Proc MIXED- including continuous variables in analysis

I am using a split-plot, RCBD to study soil gas efflux, and analyze it with PROC MIXED. Fert is the main-plot (N=4), Nfix is the sub-plot (n=4). It is a repeated measure by Date. PlotID idntifies each of the 16 plots by its Fert*Nfix treatment. Fert, Nfix, Block, Date, PlotID are all categorical variables, either Y or N or an integer. SAS returns a detailed analysis with no erros in the log.

However, when i try to analyze this data by inserting a conitnuous variable, VWC (soil moisture), i run into problems. If if i do not include VWC in the Class statement, and only in the Model statement, i get: "ERROR: Only CLASS variables allowed in this effect." However, if i include VWC in the Class statement, it treats each VWC measurement as a treatment, and nearly crashes the computer due to the LSMeans comparison trying to compare each of ~500 measurements.

How do include a continuous variable in my analysis without getting a Class variable error or including it in the Class statement?

 

(code)

proc mixed;
Class Block Fert Nfix Date PlotID;
Model logCH4= Fert Nfix Fert*Nfix Date Date*Fert Date*Nfix;
Random Block Fert*Block;
Repeated Date / subject=plotID Type=CS;
lsmeans Fert Nfix Nfix*Fert Date Date*Fert Date*Nfix/pdiff adjust=tukey;
run;

Occasional Contributor
Posts: 10

Re: Proc MIXED- including continuous variables in analysis

[ Edited ]

Did you make sure that your VWC variable is actually numeric? Check the formatting on that one.

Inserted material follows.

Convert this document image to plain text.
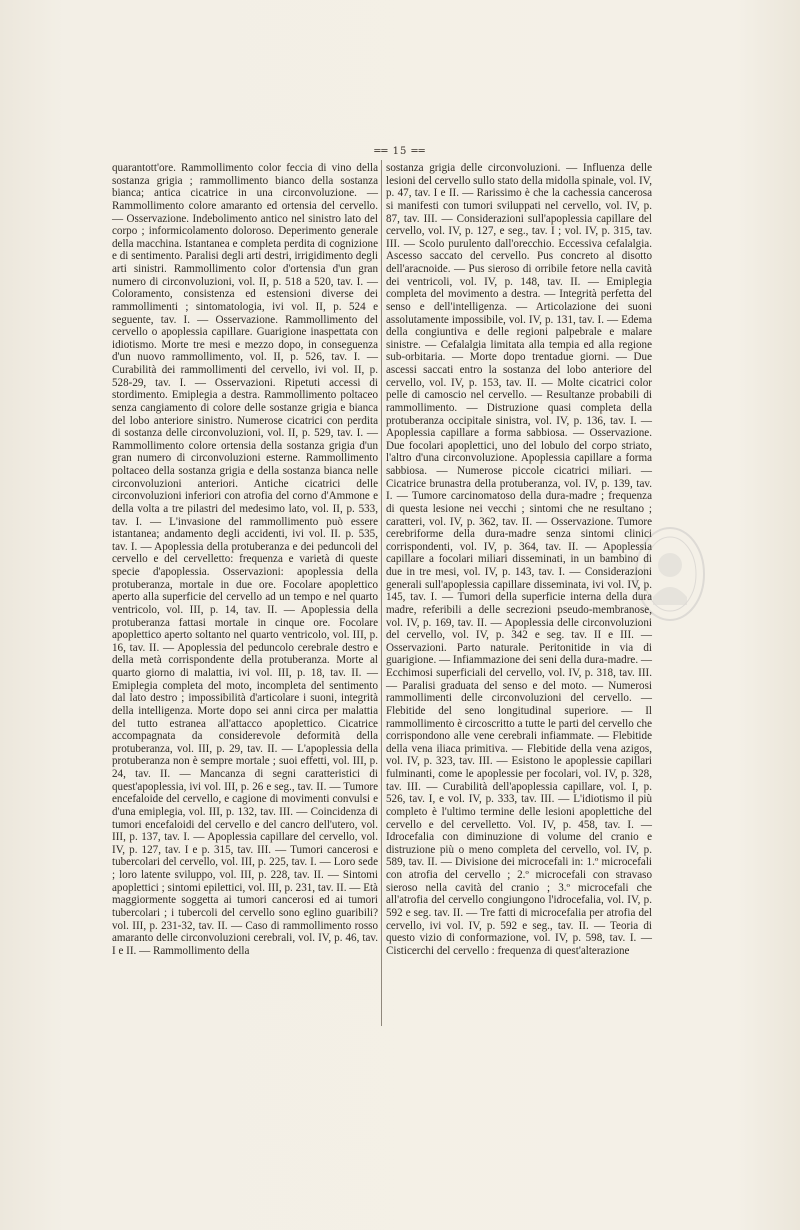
══ 15 ══
quarantott'ore. Rammollimento color feccia di vino della sostanza grigia ; rammollimento bianco della sostanza bianca; antica cicatrice in una circonvoluzione. — Rammollimento colore amaranto ed ortensia del cervello. — Osservazione. Indebolimento antico nel sinistro lato del corpo ; informicolamento doloroso. Deperimento generale della macchina. Istantanea e completa perdita di cognizione e di sentimento. Paralisi degli arti destri, irrigidimento degli arti sinistri. Rammollimento color d'ortensia d'un gran numero di circonvoluzioni, vol. II, p. 518 a 520, tav. I. — Coloramento, consistenza ed estensioni diverse dei rammollimenti ; sintomatologia, ivi vol. II, p. 524 e seguente, tav. I. — Osservazione. Rammollimento del cervello o apoplessia capillare. Guarigione inaspettata con idiotismo. Morte tre mesi e mezzo dopo, in conseguenza d'un nuovo rammollimento, vol. II, p. 526, tav. I. — Curabilità dei rammollimenti del cervello, ivi vol. II, p. 528-29, tav. I. — Osservazioni. Ripetuti accessi di stordimento. Emiplegia a destra. Rammollimento poltaceo senza cangiamento di colore delle sostanze grigia e bianca del lobo anteriore sinistro. Numerose cicatrici con perdita di sostanza delle circonvoluzioni, vol. II, p. 529, tav. I. — Rammollimento colore ortensia della sostanza grigia d'un gran numero di circonvoluzioni esterne. Rammollimento poltaceo della sostanza grigia e della sostanza bianca nelle circonvoluzioni anteriori. Antiche cicatrici delle circonvoluzioni inferiori con atrofia del corno d'Ammone e della volta a tre pilastri del medesimo lato, vol. II, p. 533, tav. I. — L'invasione del rammollimento può essere istantanea; andamento degli accidenti, ivi vol. II. p. 535, tav. I. — Apoplessia della protuberanza e dei peduncoli del cervello e del cervelletto: frequenza e varietà di queste specie d'apoplessia. Osservazioni: apoplessia della protuberanza, mortale in due ore. Focolare apoplettico aperto alla superficie del cervello ad un tempo e nel quarto ventricolo, vol. III, p. 14, tav. II. — Apoplessia della protuberanza fattasi mortale in cinque ore. Focolare apoplettico aperto soltanto nel quarto ventricolo, vol. III, p. 16, tav. II. — Apoplessia del peduncolo cerebrale destro e della metà corrispondente della protuberanza. Morte al quarto giorno di malattia, ivi vol. III, p. 18, tav. II. — Emiplegia completa del moto, incompleta del sentimento dal lato destro ; impossibilità d'articolare i suoni, integrità della intelligenza. Morte dopo sei anni circa per malattia del tutto estranea all'attacco apoplettico. Cicatrice accompagnata da considerevole deformità della protuberanza, vol. III, p. 29, tav. II. — L'apoplessia della protuberanza non è sempre mortale ; suoi effetti, vol. III, p. 24, tav. II. — Mancanza di segni caratteristici di quest'apoplessia, ivi vol. III, p. 26 e seg., tav. II. — Tumore encefaloide del cervello, e cagione di movimenti convulsi e d'una emiplegia, vol. III, p. 132, tav. III. — Coincidenza di tumori encefaloidi del cervello e del cancro dell'utero, vol. III, p. 137, tav. I. — Apoplessia capillare del cervello, vol. IV, p. 127, tav. I e p. 315, tav. III. — Tumori cancerosi e tubercolari del cervello, vol. III, p. 225, tav. I. — Loro sede ; loro latente sviluppo, vol. III, p. 228, tav. II. — Sintomi apoplettici ; sintomi epilettici, vol. III, p. 231, tav. II. — Età maggiormente soggetta ai tumori cancerosi ed ai tumori tubercolari ; i tubercoli del cervello sono eglino guaribili? vol. III, p. 231-32, tav. II. — Caso di rammollimento rosso amaranto delle circonvoluzioni cerebrali, vol. IV, p. 46, tav. I e II. — Rammollimento della
sostanza grigia delle circonvoluzioni. — Influenza delle lesioni del cervello sullo stato della midolla spinale, vol. IV, p. 47, tav. I e II. — Rarissimo è che la cachessia cancerosa si manifesti con tumori sviluppati nel cervello, vol. IV, p. 87, tav. III. — Considerazioni sull'apoplessia capillare del cervello, vol. IV, p. 127, e seg., tav. I ; vol. IV, p. 315, tav. III. — Scolo purulento dall'orecchio. Eccessiva cefalalgia. Ascesso saccato del cervello. Pus concreto al disotto dell'aracnoide. — Pus sieroso di orribile fetore nella cavità dei ventricoli, vol. IV, p. 148, tav. II. — Emiplegia completa del movimento a destra. — Integrità perfetta del senso e dell'intelligenza. — Articolazione dei suoni assolutamente impossibile, vol. IV, p. 131, tav. I. — Edema della congiuntiva e delle regioni palpebrale e malare sinistre. — Cefalalgia limitata alla tempia ed alla regione sub-orbitaria. — Morte dopo trentadue giorni. — Due ascessi saccati entro la sostanza del lobo anteriore del cervello, vol. IV, p. 153, tav. II. — Molte cicatrici color pelle di camoscio nel cervello. — Resultanze probabili di rammollimento. — Distruzione quasi completa della protuberanza occipitale sinistra, vol. IV, p. 136, tav. I. — Apoplessia capillare a forma sabbiosa. — Osservazione. Due focolari apoplettici, uno del lobulo del corpo striato, l'altro d'una circonvoluzione. Apoplessia capillare a forma sabbiosa. — Numerose piccole cicatrici miliari. — Cicatrice brunastra della protuberanza, vol. IV, p. 139, tav. I. — Tumore carcinomatoso della dura-madre ; frequenza di questa lesione nei vecchi ; sintomi che ne resultano ; caratteri, vol. IV, p. 362, tav. II. — Osservazione. Tumore cerebriforme della dura-madre senza sintomi clinici corrispondenti, vol. IV, p. 364, tav. II. — Apoplessia capillare a focolari miliari disseminati, in un bambino di due in tre mesi, vol. IV, p. 143, tav. I. — Considerazioni generali sull'apoplessia capillare disseminata, ivi vol. IV, p. 145, tav. I. — Tumori della superficie interna della dura madre, referibili a delle secrezioni pseudo-membranose, vol. IV, p. 169, tav. II. — Apoplessia delle circonvoluzioni del cervello, vol. IV, p. 342 e seg. tav. II e III. — Osservazioni. Parto naturale. Peritonitide in via di guarigione. — Infiammazione dei seni della dura-madre. — Ecchimosi superficiali del cervello, vol. IV, p. 318, tav. III. — Paralisi graduata del senso e del moto. — Numerosi rammollimenti delle circonvoluzioni del cervello. — Flebitide del seno longitudinal superiore. — Il rammollimento è circoscritto a tutte le parti del cervello che corrispondono alle vene cerebrali infiammate. — Flebitide della vena iliaca primitiva. — Flebitide della vena azigos, vol. IV, p. 323, tav. III. — Esistono le apoplessie capillari fulminanti, come le apoplessie per focolari, vol. IV, p. 328, tav. III. — Curabilità dell'apoplessia capillare, vol. I, p. 526, tav. I, e vol. IV, p. 333, tav. III. — L'idiotismo il più completo è l'ultimo termine delle lesioni apoplettiche del cervello e del cervelletto. Vol. IV, p. 458, tav. I. — Idrocefalia con diminuzione di volume del cranio e distruzione più o meno completa del cervello, vol. IV, p. 589, tav. II. — Divisione dei microcefali in: 1.º microcefali con atrofia del cervello ; 2.º microcefali con stravaso sieroso nella cavità del cranio ; 3.º microcefali che all'atrofia del cervello congiungono l'idrocefalia, vol. IV, p. 592 e seg. tav. II. — Tre fatti di microcefalia per atrofia del cervello, ivi vol. IV, p. 592 e seg., tav. II. — Teoria di questo vizio di conformazione, vol. IV, p. 598, tav. I. — Cisticerchi del cervello : frequenza di quest'alterazione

It sounds like it's asking you why you've put a Character variable in the model statement, without declaring it in the Class statement first. See if that wasn't the case, because what you are trying to do should work just fine. 

 

Also, I'm a real fan of HPMIXEDtry using that ( I think it's apart of SAS/STAT)...that thing is beast-mode when it comes to processing data. Your model times will (should) drastically decrease. Especially when you have many/crossed random + repeated effects. But I don't think you can get the Adjustment  option in LSMEANS with HPMIXED

 

Bonus round: You could use HPMIXED to obtain starting points for the CovarianceParameter estimation...then pass those along to Proc Glimmix, just in case you find that your data are non-normally distributed. Likewise, you can pass them into Proc Mixed as well, in order to get the Tukey adjustment in the LSMEANS statement. 

 

Just for reference, it would look something like this?? I'm not exactly sure...the important part is using a fast procedure like HPMIXED to generate CovParms to pass into some other Proc...it's pretty powerful!!

 

 

ods output close;
Proc Hpmixed;
	Class Block Fert Nfix Date PlotID;
	Model logCH4= Fert Nfix Date
			Fert*Nfix Date*Fert Date*Nfix;
	Random Block Fert*Block;
	Repeated Date / subject=plotID Type=CS;
	ods output CovParms=Parms;
run;
quit;

proc Glimmix;
	Class Block Fert Nfix Date PlotID;
	Model logCH4= Fert Nfix Date 
			Fert*Nfix Date*Fert Date*Nfix 
			/dist=Normal link=identity;
	Random Block Fert*Block;
	Random Date / subject=plotID Type=ar(1) residual;
	parms parmsdata=Parms;
	lsmeans Fert Nfix Nfix*Fert Date Date*Fert Date*Nfix/pdiff adjust=tukey;
run;
quit;

 

Occasional Contributor
Posts: 14

Re: Proc MIXED- including continuous variables in analysis

Thanks for the enthusiastic response!

One question: the VWC column does have some empty cells, when the soil moisture meter failed on certain measurements. Does this affect the ability of MIXED to analyze the data? Ie., will i need to tell SAS to ignore empty cells?

Occasional Contributor
Posts: 10

Re: Proc MIXED- including continuous variables in analysis

No problem!

 

So, Mixed (as well as all other Stat Procs, im pretty sure) is just going to ignore those records that have blank fields that are either in your: Response or model variables. 

 

It will give you a warning note like: "Some observations are not used in the analysis because of missing fixed effects (n=10)"

 

shouldn't be a big deal though, unless you're missing a ton of records.